Srilankan - Welcome to Umamani.com

Go to content

Main menu

Srilankan

Writings

Srilankan Delights

Flew into Colombo one hot April afternoon. A short uneventful flight of little over an hour. We, my mother and I drove straight to Kandy. Lush tropical  trees, blue skies and green fields whizzed past our car. Green, green everywhere. But roads , narrow, winding, not much to write about. No express-ways nor state-highways. Reached Kandy after a three and a half hour drive.

We wanted to rest but as it was late evening decided to see the temple of the tooth relic of the Buddha instead. It stood gracefully beside the vast Kandy lake and totally bowled you over. Climbing up and down several broad steps, hearing the thunderous  beat of the drums, seeing the casket that houses the relic is an exhilarating experience. You forget the uneasy truce, the ambushes, and you just float into Buddhist mysticism. The casket is taken outside every July- the 'perahara' and once every four  years it is opened for people to see the sacred relic.

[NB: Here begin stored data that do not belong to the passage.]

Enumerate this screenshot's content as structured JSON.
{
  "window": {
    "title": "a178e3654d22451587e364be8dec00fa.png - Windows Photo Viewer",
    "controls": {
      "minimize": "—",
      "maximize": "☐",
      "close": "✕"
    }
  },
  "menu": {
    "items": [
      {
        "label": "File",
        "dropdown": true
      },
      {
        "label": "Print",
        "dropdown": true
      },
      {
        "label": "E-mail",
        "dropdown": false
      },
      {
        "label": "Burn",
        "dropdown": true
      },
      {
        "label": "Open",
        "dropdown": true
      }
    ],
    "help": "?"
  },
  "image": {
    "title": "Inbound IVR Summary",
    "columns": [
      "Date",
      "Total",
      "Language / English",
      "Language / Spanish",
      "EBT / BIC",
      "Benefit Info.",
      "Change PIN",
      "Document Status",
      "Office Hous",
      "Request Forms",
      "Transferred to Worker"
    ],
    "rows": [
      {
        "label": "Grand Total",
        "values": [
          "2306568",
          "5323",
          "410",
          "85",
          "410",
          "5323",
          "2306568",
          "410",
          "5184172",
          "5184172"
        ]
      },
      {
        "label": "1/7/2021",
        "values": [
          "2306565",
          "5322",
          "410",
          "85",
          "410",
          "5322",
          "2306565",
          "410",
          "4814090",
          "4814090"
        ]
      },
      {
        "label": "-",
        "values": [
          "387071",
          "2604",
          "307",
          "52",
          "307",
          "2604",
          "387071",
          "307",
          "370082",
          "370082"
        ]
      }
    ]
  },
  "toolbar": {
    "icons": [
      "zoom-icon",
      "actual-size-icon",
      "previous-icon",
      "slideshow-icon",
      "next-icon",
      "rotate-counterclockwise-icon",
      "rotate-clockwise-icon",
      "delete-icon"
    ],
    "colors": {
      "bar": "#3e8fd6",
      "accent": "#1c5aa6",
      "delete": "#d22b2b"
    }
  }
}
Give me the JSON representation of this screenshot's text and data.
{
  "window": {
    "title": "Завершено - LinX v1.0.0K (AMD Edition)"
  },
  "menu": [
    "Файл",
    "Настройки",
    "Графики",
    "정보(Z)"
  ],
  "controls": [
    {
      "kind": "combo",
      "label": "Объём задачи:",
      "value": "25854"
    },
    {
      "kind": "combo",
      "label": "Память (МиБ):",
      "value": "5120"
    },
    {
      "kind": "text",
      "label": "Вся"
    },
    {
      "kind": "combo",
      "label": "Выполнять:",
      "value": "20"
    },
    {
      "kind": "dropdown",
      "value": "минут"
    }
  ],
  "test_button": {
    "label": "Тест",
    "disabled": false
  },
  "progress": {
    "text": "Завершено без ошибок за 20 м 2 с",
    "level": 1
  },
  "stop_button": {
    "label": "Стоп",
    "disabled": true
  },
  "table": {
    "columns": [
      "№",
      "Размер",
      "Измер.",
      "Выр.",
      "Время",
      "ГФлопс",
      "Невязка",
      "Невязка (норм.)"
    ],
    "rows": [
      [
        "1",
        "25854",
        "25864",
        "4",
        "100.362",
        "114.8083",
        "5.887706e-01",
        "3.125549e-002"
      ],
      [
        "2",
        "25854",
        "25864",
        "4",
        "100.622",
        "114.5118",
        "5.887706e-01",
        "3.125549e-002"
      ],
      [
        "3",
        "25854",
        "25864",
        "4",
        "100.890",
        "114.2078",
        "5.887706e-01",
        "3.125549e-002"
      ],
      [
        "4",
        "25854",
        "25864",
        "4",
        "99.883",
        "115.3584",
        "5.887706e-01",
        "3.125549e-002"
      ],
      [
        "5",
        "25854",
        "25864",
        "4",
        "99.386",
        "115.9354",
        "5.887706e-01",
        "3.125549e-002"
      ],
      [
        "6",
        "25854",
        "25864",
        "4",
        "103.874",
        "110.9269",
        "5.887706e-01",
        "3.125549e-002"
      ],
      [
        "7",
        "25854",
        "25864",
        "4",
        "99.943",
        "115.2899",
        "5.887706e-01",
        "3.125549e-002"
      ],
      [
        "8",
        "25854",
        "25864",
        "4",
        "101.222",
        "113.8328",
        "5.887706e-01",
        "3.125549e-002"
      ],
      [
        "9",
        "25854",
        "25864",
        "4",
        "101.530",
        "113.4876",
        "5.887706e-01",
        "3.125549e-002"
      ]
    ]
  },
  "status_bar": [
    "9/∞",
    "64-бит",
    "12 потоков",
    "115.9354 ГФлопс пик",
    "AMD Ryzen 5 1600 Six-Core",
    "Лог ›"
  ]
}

Next day our car climbed up the central uplands to Nuwara Eliya. A tortuous fifty kilometer drive for four hours. Again bad roads All forgotten when we reached N.E. Sitting atop emerald hills this hill-country is 'Little England' with English-type country  houses, golf courses and a vast lake. We drank several cups of Ceylon tea soaking in the cool weather. Had stopped for lunch at a tea-factory. Some varieties fetch Rs.25000 a Kg. Bought by gourmet tea-drinkers. Ten kilometers away from N.E. there is a  beautiful horticultural garden. Smaller than the one at Kandy, but with pansies. dahlias and roses 'tossing their heads in sprightly dance'. The sloping green edges and the azure, gold and crimson flowers become picture -perfect postcards of an English  countryside. For the devout there is a small Sita temple before you reach the botanical garden.

Reached Colombo after stopping at the Pinnawala elephant orphanage started in the 1970s. My grandchildren, Maitreya, Vishnu and Hari would have jumped up and down with joy to see baby elephants being bottle-fed and taken to a near-by river for a nice  long afternoon bath.

Colombo is a port-city, where you could stroll down the seafront promonade and shop at Odel and the House of Fashion. The breakfast room at our hotel Grand Oriental looked into the harbour with its quays and containers. Beyond the harbour spread the Indian  Ocean. But photography was forbidden in this high security zone.

We left Colombo the following Friday with happy memories and richer by a couple of gems purchased at a Kandian lapidary.